The short answer is no. No matter the temperature, UV rays are equally dangerous.
However, the heat dome complicates this issue. That dome of pressure that’s keeping us in excessive heat has also been keeping the cloud coverage away. Without anyplace to take cover, you are more exposed and therefore at risk of dangerous exposure to UV rays.
“Excess sun exposure can lead to skin cancers of which melanoma is one,” said Dr. Andrew Pecora, oncologist with Hackensack University Medical Center.
Here’s the most important thing you need to know about skin cancer: Statistics show fair-skinned people are more likely to develop skin cancer. While darker-skinned people have a lower risk of getting skin cancer, by the time most African Americans get a diagnosis, it has already spread to other parts of their body. Meaning, they tend to die from the disease more than people of other skin tones.

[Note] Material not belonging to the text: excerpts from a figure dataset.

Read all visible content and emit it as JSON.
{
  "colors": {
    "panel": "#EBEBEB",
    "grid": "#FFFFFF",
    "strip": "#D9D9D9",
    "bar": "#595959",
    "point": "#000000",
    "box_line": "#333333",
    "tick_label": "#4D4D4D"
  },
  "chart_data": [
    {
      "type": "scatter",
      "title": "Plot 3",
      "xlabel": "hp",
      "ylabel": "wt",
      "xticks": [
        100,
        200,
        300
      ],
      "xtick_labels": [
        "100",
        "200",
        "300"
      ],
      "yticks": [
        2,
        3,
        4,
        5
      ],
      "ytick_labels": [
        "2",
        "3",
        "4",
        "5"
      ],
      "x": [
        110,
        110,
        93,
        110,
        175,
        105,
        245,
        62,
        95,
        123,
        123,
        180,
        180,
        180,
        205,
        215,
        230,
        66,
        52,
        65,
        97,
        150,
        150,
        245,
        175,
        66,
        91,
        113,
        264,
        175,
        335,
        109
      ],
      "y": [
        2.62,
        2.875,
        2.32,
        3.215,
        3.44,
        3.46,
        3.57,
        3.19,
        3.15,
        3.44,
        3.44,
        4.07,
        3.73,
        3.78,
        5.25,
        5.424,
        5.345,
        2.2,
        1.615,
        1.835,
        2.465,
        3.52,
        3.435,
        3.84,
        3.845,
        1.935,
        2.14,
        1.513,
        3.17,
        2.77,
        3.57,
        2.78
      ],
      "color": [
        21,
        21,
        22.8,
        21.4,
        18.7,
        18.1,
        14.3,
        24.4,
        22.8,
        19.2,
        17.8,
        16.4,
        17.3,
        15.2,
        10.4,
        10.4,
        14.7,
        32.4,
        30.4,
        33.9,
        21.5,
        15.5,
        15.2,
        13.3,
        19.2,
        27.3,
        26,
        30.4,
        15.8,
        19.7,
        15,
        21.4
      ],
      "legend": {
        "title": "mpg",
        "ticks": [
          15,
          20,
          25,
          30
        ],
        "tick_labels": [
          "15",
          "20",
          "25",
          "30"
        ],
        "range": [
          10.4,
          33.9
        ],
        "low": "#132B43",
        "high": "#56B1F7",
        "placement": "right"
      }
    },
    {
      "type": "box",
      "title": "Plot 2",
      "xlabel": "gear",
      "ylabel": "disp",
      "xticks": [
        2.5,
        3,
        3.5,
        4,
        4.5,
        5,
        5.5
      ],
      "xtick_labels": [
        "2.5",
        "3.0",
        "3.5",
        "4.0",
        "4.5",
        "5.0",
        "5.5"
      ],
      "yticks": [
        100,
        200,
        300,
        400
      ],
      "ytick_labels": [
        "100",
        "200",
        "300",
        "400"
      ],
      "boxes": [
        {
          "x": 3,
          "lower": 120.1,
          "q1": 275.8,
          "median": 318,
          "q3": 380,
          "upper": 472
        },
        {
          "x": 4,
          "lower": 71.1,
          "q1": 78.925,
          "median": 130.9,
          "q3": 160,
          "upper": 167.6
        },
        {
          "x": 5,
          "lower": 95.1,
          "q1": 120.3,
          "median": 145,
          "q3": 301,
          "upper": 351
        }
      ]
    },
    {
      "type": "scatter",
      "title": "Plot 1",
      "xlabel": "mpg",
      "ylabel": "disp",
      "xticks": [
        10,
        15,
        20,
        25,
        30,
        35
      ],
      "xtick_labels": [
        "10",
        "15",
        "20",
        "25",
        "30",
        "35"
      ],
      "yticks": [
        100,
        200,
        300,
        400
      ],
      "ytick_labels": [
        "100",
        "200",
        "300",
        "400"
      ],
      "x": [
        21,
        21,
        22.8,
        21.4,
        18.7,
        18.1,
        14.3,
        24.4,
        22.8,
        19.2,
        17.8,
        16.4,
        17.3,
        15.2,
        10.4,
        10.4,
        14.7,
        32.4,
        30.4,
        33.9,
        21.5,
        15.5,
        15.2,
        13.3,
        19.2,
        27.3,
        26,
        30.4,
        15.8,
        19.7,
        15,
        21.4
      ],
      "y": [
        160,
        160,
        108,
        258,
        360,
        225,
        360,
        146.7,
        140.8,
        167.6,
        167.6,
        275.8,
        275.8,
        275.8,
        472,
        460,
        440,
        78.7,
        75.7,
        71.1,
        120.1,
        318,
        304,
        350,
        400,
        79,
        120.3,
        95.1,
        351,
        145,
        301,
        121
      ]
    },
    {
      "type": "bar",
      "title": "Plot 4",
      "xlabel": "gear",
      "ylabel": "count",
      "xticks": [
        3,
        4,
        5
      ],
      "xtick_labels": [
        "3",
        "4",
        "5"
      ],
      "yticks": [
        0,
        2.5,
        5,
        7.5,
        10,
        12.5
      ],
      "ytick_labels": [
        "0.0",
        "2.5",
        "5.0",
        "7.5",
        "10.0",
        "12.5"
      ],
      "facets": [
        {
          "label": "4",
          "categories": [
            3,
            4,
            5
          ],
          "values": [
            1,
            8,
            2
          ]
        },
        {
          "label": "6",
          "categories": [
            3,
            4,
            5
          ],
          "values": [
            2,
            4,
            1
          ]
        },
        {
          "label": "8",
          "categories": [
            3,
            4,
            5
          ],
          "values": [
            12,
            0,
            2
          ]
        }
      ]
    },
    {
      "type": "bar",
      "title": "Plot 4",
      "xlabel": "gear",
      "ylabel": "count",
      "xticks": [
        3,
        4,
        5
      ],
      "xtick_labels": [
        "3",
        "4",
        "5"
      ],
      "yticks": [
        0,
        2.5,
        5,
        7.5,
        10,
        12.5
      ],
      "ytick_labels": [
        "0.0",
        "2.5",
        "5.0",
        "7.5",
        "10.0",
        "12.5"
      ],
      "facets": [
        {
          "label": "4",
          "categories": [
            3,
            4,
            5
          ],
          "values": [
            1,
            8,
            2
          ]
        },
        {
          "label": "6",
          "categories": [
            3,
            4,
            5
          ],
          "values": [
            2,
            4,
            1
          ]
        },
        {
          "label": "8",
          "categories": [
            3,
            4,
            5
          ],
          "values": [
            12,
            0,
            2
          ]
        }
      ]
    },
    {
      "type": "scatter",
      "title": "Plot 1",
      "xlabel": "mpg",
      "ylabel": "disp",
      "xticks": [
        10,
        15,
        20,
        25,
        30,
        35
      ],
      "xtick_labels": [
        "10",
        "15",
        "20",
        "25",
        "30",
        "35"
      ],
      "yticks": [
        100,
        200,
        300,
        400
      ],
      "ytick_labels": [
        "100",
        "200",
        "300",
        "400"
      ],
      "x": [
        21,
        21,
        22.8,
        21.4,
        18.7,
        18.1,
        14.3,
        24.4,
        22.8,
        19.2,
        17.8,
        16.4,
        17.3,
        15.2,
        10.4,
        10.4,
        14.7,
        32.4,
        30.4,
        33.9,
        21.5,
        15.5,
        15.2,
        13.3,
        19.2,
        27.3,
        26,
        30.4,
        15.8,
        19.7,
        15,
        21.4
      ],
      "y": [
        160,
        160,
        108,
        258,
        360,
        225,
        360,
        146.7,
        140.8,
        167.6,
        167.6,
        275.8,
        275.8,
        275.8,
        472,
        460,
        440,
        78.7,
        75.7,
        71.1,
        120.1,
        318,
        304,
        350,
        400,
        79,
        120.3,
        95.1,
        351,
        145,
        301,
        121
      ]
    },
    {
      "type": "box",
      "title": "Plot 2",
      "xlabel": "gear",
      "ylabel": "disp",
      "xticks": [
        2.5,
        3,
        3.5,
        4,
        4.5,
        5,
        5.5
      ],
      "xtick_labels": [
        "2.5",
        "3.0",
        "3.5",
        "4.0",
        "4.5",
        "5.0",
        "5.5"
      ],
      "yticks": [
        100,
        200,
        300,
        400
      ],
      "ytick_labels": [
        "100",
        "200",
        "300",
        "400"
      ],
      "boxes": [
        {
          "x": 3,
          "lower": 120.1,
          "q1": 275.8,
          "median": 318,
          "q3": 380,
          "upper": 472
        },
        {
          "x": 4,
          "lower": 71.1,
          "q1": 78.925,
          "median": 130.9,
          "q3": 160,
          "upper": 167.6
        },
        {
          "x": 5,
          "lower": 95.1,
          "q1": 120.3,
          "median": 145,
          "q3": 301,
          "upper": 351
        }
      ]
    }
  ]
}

“We see melanoma more commonly in fair-skinned people who don’t have a lot of pigment to protect themselves from the ultraviolet radiation of the sun,” Dr. Pecora said.
Recently, the American Academy of Dermatology released recommendations that include telling people with darker complexions to use tinted mineral sunscreen with an SPF of 30. They say the tint from the sunscreen helps to block out more light.
Other things that can help include wearing a hat and UV protection clothing.